The film’s judgment is clear: drugs are proliferated by the rich and the powerful who bring in drugs from outside of India (the longest running brand of spirituality and getting high), who enforce these upon an unsuspecting common public to keep intact prevalent hierarchies, consolidate their own power and keep the majority silent. This allows them to continue the ‘green revolution’, to accumulate wealth which they employ to source finer material to consume at their own parties – while deigning to those vastly less affluent with cheaper, adulterated cocktails that render them largely dysfunctional. The film however does not address the genuine contention of just why the poor are so gullible, of why they are so susceptible to the lure of contraband that trickles down to them. Is it that – despite the film’s vehement opposition of substance abuse – drugs are the only form of escape from an environment of repression available to these young men and women? Is it perhaps that there is no other recourse? Is there a lack of avenues for them to articulate properly their youth? Why is it that they take to Tommy Singh’s music so naturally – while finding it difficult to confide in their own family members? What is the larger circumstance that feeds this attitude of addiction? We are told there is a swamp, those who benefit from it, but how did the swamp come to be and what sustains it – there is no inquiry, or curiosity in this direction? There is the depiction of a situation, but very little of the context.
Inside a recurring sequence, Balli and his friends skip tuition and go to the nearby khandhar (ruins) to get high. Even education – which is peddled as a commodity at the tuition centres across the country – has failed these children. This scene is important and unique, for it signifies the sheer isolation of growing up, of not being understood, of life at an age where an individual desires guardianship, but also independence. Instead of placing its sympathy with him and his friends (who exist, as all sidekicks in films do, as objects of comedy, dopey-heads meant to be mocked for one is superior to them) the film instead devotes itself to a grocery-list of the authoritative figures, the usual villains: politicians, the police and the big businessmen and their henchmen – institutions that nurture the swamp but never step into it.
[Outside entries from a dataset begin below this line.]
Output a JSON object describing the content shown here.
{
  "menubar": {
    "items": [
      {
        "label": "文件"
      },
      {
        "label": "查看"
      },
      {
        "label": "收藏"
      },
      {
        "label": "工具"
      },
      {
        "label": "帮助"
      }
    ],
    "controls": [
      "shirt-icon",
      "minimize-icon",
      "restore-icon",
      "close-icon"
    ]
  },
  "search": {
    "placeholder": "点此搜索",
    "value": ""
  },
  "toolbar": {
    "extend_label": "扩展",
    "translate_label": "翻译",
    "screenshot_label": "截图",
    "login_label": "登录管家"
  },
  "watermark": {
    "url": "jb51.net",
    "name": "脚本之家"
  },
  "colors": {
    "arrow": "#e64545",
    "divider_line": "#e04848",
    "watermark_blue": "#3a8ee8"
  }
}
It was the Mexican serial Ven Comigo (Come With Me), which became the blue-print for the first the serial of contemporary India: Hum Log. Not only was the latter show researched, but also assumed the responsibility of furthering a dialogue with its audience, the collective voice of ‘hum log’. Yet, a film announced as ‘brave’, or ‘honest’, or ‘well researched’ even before its release fails unfortunately to encourage any nuanced discourse. The film censors itself – noticeably amiss are the families of the drug addicts and beneath all of the performance of addiction, its real misery.
Not so long ago I saw Chauthi Koot(2015), a film set in Punjab in 1984. Its circumstance: the militant atmosphere that resulted from the Khalistani demand for secession. It depicts this through a wounded Punjab, its silent houses, its tamed residents, afraid mothers, dead sons and the helplessness of citizens caught between authorities, legitimate and illegitimate. The film deals with its subject through silence—relying on the power of cinema, of portrayal. But in Udta Punjab, which opens with a lengthy disclaimer as a statement of its purpose, there is a lot of noise, but very little meaning.